One deputy, Robert J. Frazier, claimed he had been forced to resign as his office's equal employment counsellor for coming to the aide of non-white colleagues in the Georgia office.
The MSPB and the Office of Special Counsel were created by the President's civil service reform act. The Counsel investigates allegations of official arm-twisting and the board, if it agrees, can order agencies to stop doing whatever they are allegedly doing to retaliate against whistle-blowers.
In documents filed with Justice, the board said the deputies troubles began in mid-1978 when they wrote Congress. They complained of alleged discrimination, violation of personnel regulations and labor law. These included alleged "dirty" or unsafe assignments for some employes. They also charged that some officials had been partying or playing when they were supposed to be taking official target practice at the Cobb County pistol range.
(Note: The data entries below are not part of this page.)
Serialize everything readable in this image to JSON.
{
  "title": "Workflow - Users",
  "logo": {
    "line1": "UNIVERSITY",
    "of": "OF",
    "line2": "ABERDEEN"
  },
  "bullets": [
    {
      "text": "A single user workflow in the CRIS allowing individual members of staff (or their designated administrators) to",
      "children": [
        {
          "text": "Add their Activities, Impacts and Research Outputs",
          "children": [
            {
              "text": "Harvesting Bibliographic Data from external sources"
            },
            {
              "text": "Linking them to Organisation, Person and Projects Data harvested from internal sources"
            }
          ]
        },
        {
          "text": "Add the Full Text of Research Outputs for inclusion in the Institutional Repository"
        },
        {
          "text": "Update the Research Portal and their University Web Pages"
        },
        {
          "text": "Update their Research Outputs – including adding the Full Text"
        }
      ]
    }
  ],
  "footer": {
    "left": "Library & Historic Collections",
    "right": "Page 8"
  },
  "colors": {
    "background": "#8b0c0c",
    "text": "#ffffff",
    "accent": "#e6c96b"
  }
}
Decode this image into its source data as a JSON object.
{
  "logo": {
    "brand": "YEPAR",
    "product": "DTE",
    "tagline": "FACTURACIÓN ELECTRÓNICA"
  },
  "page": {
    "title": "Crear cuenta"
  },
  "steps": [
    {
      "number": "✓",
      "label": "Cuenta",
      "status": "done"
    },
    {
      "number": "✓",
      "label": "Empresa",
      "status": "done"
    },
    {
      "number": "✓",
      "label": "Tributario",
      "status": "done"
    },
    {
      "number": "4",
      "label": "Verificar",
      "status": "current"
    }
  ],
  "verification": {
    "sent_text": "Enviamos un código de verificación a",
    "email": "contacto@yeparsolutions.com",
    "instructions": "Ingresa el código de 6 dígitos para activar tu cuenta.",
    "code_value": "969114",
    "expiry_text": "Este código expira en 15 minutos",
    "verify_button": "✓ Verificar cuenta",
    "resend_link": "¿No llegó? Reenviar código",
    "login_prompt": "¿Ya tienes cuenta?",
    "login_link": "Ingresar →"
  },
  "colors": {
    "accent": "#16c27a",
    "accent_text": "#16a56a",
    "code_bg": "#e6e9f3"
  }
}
After at least two investigations by Washington-based personnel of the U.S. Marshals Service, the department okayed the proposed transfer of four of the men. At that time they, and the AFGE, went to the Office of the Special Counsel.
The OSC made its own study, and concluded there was "reasonable grounds to believe" that the transfers were reprisals for rocking the boat in public.
A spokesman for the Justice Department's Marshals Service said Justice "intends to support it (the transfer proposal) and make submissions with an intent to establish that the allegations" made by the four deputy marshals 'are not substantiated." He said the Department is "hopeful to be able to persuade the board" to stop its action blocking the transfers.